Capital Daily for Saturday, July 4

    Civic

    Passenger rail could run Langford to Vic West. A study starts this year to see if it holds up

    Greater Victoria's on-again, off-again dream of passenger rail took another step this week. The Island Corridor Foundation's latest annual report, out June 26, says partners plan to launch a feasibility study in 2026 to figure out whether trains could carry people between Langford and Vic West.

    The study will spell out what the service would actually need to work. That includes a big open question: whether part of the rail corridor running through Esquimalt Nation lands could be rerouted. If the study finds the project viable, a business plan would follow in 2027.

    This all traces back to the Reconciliation Corridor Initiative, an agreement signed in December 2025 between Esquimalt Nation, Songhees Nation, five neighbouring municipalities and the Capital Regional District. The partners agreed to explore bringing rail back while sorting out the corridor's future through Esquimalt Nation lands.

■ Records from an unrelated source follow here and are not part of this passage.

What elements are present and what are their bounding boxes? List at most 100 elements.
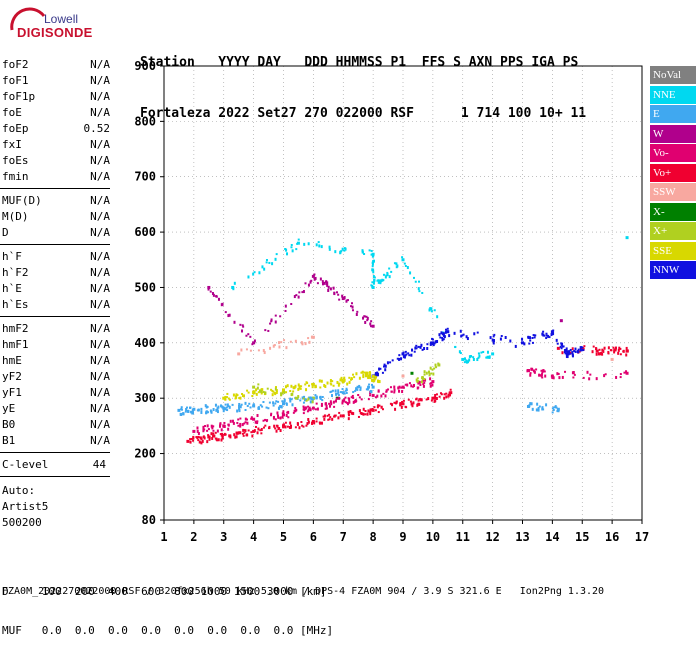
param-name: C-level	[2, 458, 49, 471]
trace-dot	[272, 401, 275, 405]
trace-dot	[221, 434, 224, 437]
param-row-fxi: fxI N/A	[2, 138, 110, 152]
trace-dot	[307, 408, 310, 412]
trace-dot	[571, 351, 574, 355]
trace-dot	[247, 391, 250, 394]
trace-dot	[319, 395, 322, 399]
trace-dot	[347, 410, 350, 413]
trace-dot	[417, 280, 420, 283]
trace-dot	[284, 385, 287, 389]
trace-dot	[432, 344, 435, 347]
trace-dot	[238, 402, 241, 406]
trace-dot	[330, 390, 333, 393]
trace-dot	[424, 378, 427, 382]
trace-dot	[321, 280, 324, 284]
trace-dot	[285, 248, 288, 252]
trace-dot	[573, 373, 576, 376]
trace-dot	[329, 382, 332, 385]
trace-dot	[465, 360, 468, 364]
trace-dot	[434, 393, 437, 397]
trace-dot	[306, 422, 309, 426]
x-tick-label: 10	[426, 530, 440, 544]
trace-dot	[277, 416, 280, 419]
trace-dot	[569, 348, 572, 351]
trace-dot	[388, 267, 391, 270]
trace-dot	[329, 400, 332, 404]
header-line-2: Fortaleza 2022 Set27 270 022000 RSF 1 71…	[140, 106, 587, 121]
trace-dot	[314, 386, 317, 389]
logo-brand: Lowell	[44, 12, 79, 26]
trace-dot	[341, 388, 344, 391]
trace-dot	[259, 404, 262, 407]
trace-dot	[279, 405, 282, 409]
trace-dot	[241, 392, 244, 395]
trace-dot	[369, 411, 372, 414]
trace-dot	[346, 382, 349, 386]
trace-dot	[420, 343, 423, 347]
trace-dot	[304, 282, 307, 285]
trace-dot	[372, 281, 375, 285]
trace-dot	[197, 432, 200, 436]
trace-dot	[283, 339, 286, 342]
trace-dot	[556, 372, 559, 376]
trace-dot	[280, 394, 283, 397]
trace-dot	[256, 420, 259, 423]
trace-dot	[199, 436, 202, 439]
trace-dot	[343, 296, 346, 300]
trace-dot	[420, 380, 423, 384]
trace-dot	[360, 411, 363, 415]
trace-dot	[250, 416, 253, 419]
trace-dot	[529, 339, 532, 342]
point-vominus	[371, 393, 375, 397]
trace-dot	[321, 399, 324, 402]
param-row-he: h`E N/A	[2, 282, 110, 296]
trace-dot	[344, 389, 347, 392]
trace-dot	[384, 275, 387, 279]
trace-dot	[308, 340, 311, 344]
trace-dot	[533, 336, 536, 339]
y-tick-label: 900	[134, 59, 156, 73]
trace-dot	[372, 255, 375, 258]
trace-dot	[528, 342, 531, 345]
trace-dot	[412, 401, 415, 405]
trace-dot	[254, 420, 257, 423]
point-xplus	[252, 385, 256, 389]
trace-dot	[444, 328, 447, 331]
point-xplus	[311, 396, 315, 400]
trace-dot	[359, 388, 362, 391]
trace-dot	[545, 403, 548, 407]
trace-dot	[380, 279, 383, 283]
trace-dot	[485, 356, 488, 359]
trace-dot	[406, 383, 409, 387]
trace-dot	[409, 271, 412, 275]
trace-dot	[352, 396, 355, 399]
trace-dot	[445, 395, 448, 399]
trace-dot	[215, 408, 218, 412]
trace-dot	[198, 440, 201, 444]
trace-dot	[275, 400, 278, 403]
trace-dot	[291, 403, 294, 407]
trace-dot	[320, 245, 323, 249]
trace-dot	[284, 304, 287, 308]
trace-dot	[250, 417, 253, 420]
trace-dot	[330, 383, 333, 386]
trace-dot	[327, 288, 330, 292]
trace-dot	[365, 374, 368, 378]
trace-dot	[543, 370, 546, 373]
trace-dot	[275, 253, 278, 256]
param-value: N/A	[90, 338, 110, 351]
trace-dot	[417, 399, 420, 402]
trace-dot	[328, 418, 331, 421]
trace-dot	[336, 392, 339, 395]
trace-dot	[486, 350, 489, 354]
trace-dot	[427, 397, 430, 401]
trace-dot	[262, 348, 265, 352]
trace-dot	[238, 397, 241, 400]
trace-dot	[305, 388, 308, 392]
trace-dot	[406, 266, 409, 270]
trace-dot	[571, 353, 574, 357]
param-row-foes: foEs N/A	[2, 154, 110, 168]
trace-dot	[305, 381, 308, 384]
trace-dot	[271, 393, 274, 397]
trace-dot	[416, 403, 419, 406]
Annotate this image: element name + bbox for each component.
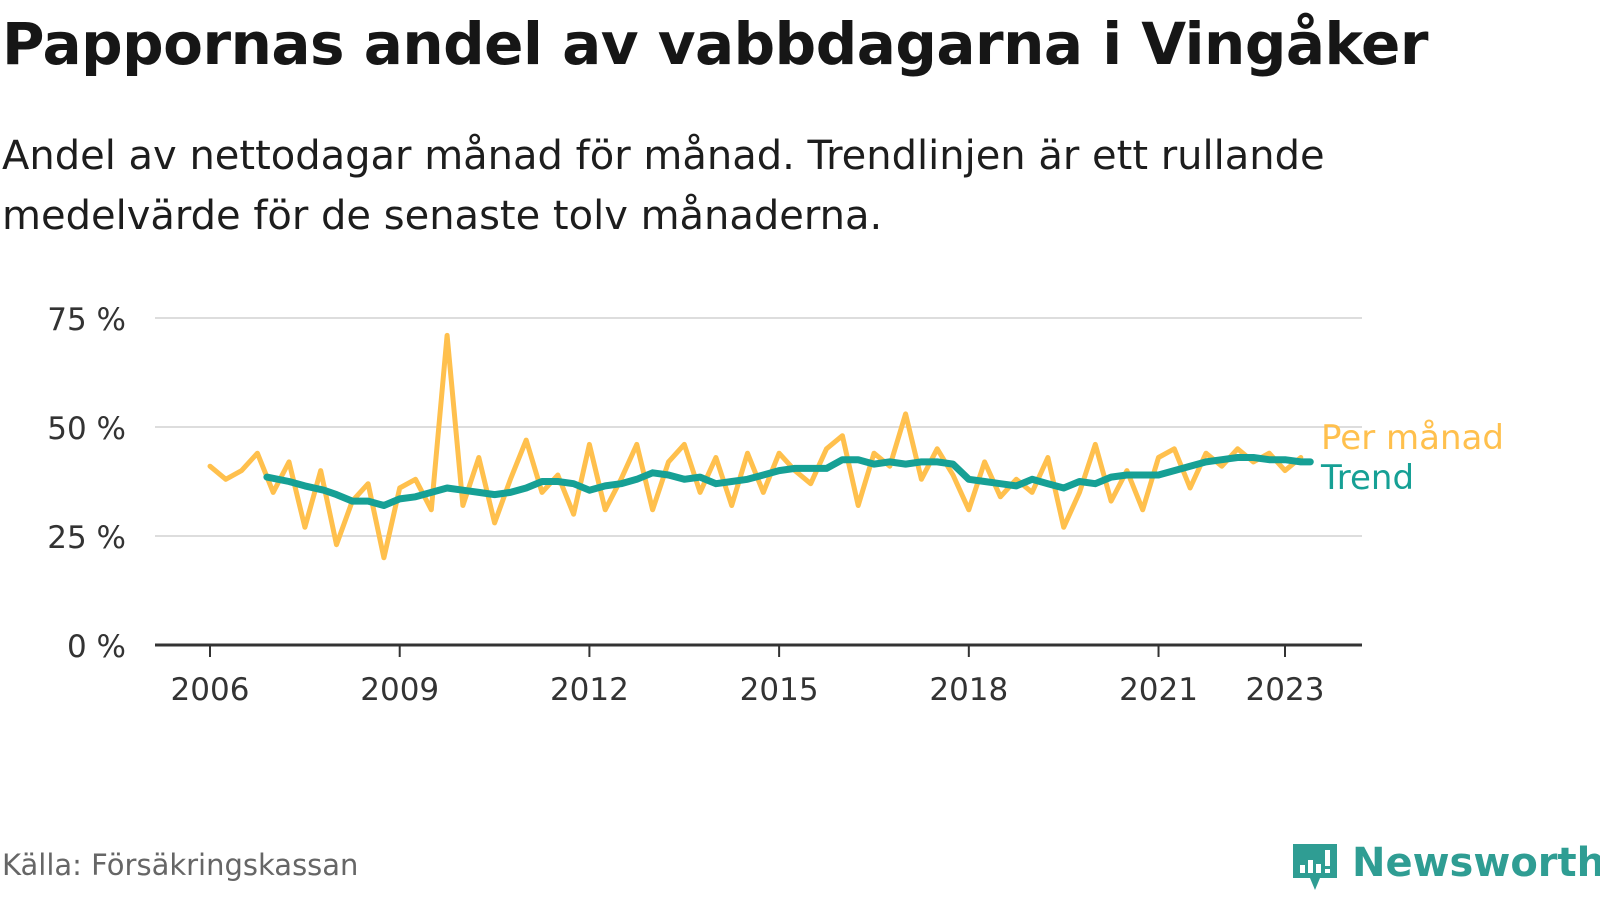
line-chart: 0 % 25 % 50 % 75 % 2006 2009 2012 2015 2018 2021… (47, 302, 1504, 708)
x-tick-label: 2015 (740, 672, 819, 708)
brand-name: Newsworthy (1352, 840, 1600, 886)
y-tick-label: 50 % (47, 411, 126, 447)
chart-subtitle: Andel av nettodagar månad för månad. Tre… (2, 133, 1325, 239)
series-label: Per månad (1321, 418, 1504, 458)
source-note: Källa: Försäkringskassan (2, 848, 359, 882)
y-axis-tick-labels: 0 % 25 % 50 % 75 % (47, 302, 126, 665)
x-tick-label: 2021 (1119, 672, 1198, 708)
series-lines (207, 332, 1314, 561)
brand[interactable]: Newsworthy (1290, 840, 1600, 900)
x-tick-label: 2009 (360, 672, 439, 708)
series-line-trend (263, 454, 1314, 509)
y-tick-label: 75 % (47, 302, 126, 338)
gridlines (155, 317, 1362, 657)
newsworthy-logo-icon (1293, 844, 1337, 890)
x-tick-label: 2018 (929, 672, 1008, 708)
x-tick-label: 2012 (550, 672, 629, 708)
chart-title: Pappornas andel av vabbdagarna i Vingåke… (2, 10, 1428, 78)
x-axis-tick-labels: 2006 2009 2012 2015 2018 2021 2023 (171, 672, 1325, 708)
series-line-per-manad (207, 332, 1304, 561)
x-tick-label: 2023 (1246, 672, 1325, 708)
y-tick-label: 0 % (67, 629, 126, 665)
x-tick-label: 2006 (171, 672, 250, 708)
series-label: Trend (1320, 458, 1414, 498)
y-tick-label: 25 % (47, 520, 126, 556)
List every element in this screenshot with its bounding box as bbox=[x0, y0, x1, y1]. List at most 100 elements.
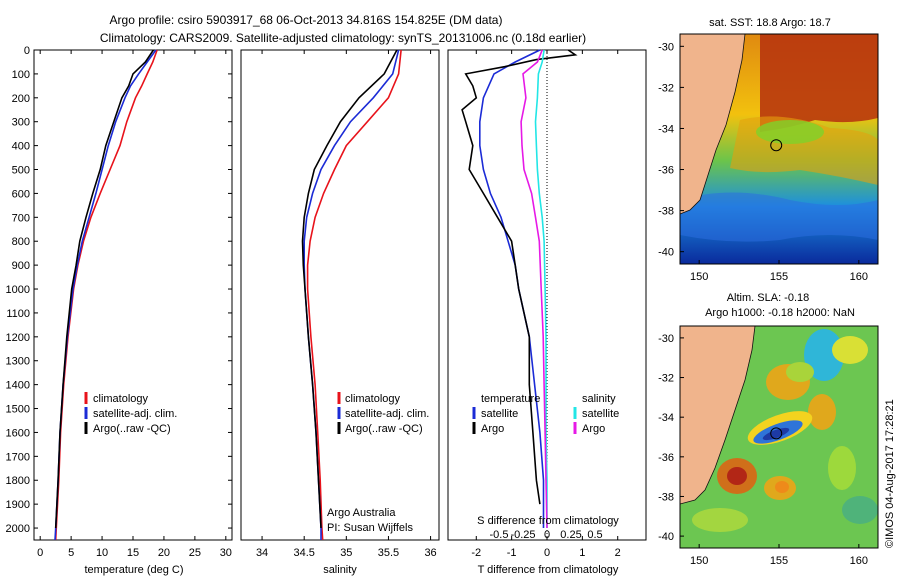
salinity-x-tick-label: 34 bbox=[256, 547, 268, 559]
difference-xlabel-top: S difference from climatology bbox=[477, 515, 619, 527]
map-lon-tick-label: 150 bbox=[690, 271, 708, 283]
map-lon-tick-label: 155 bbox=[770, 555, 788, 567]
legend-label-s-satellite: satellite bbox=[582, 408, 619, 420]
sst-map-panel: sat. SST: 18.8 Argo: 18.7 150 155 160 -30 -3… bbox=[658, 17, 879, 283]
difference-legend: temperature salinity satellite Argo sate… bbox=[472, 393, 619, 435]
temperature-legend: climatology satellite-adj. clim. Argo(..… bbox=[84, 392, 177, 435]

    The report catalogued the state of the line too, counting 677 culverts on the Victoria subdivision alone. Not everything held up over the year: the Wesley Ridge wildfire near Cameron Lake destroyed two historic railway trestle bridges and damaged two others, leaving partners to decide what happens to that stretch.

    Environment

    On Mayne Island, 53 homes can now use water only for drinking and toilets

    The Skana water system on the north side of Mayne Island serves about 53 connections. As of Friday, those households can use water only for drinking, cooking and sanitation. No lawns, no gardens, no washing anything. It's the first Stage 4 restriction the Capital Regional District has ever issued.

    Greater Victoria isn't feeling this. The Sooke Lake Reservoir sits around 85% of capacity, normal for July, and the CRD hasn't moved past Stage 1 since the dam was raised in 2002. But the small systems on the Gulf Islands don't have a reservoir to lean on, and the drought arrived early this year.

    The province issued a Level 4 drought warning for eastern Vancouver Island and the Gulf Islands in late May, the earliest it's ever done so. Last year that didn't happen until August. In Ladysmith, Holland Lake has been dropping about 3% a week.

    The Cowichan Valley moved to Stage 3 on Friday, joining Nanaimo and the Comox Valley. Ignore the rules and the fines can reach $2,000 a day.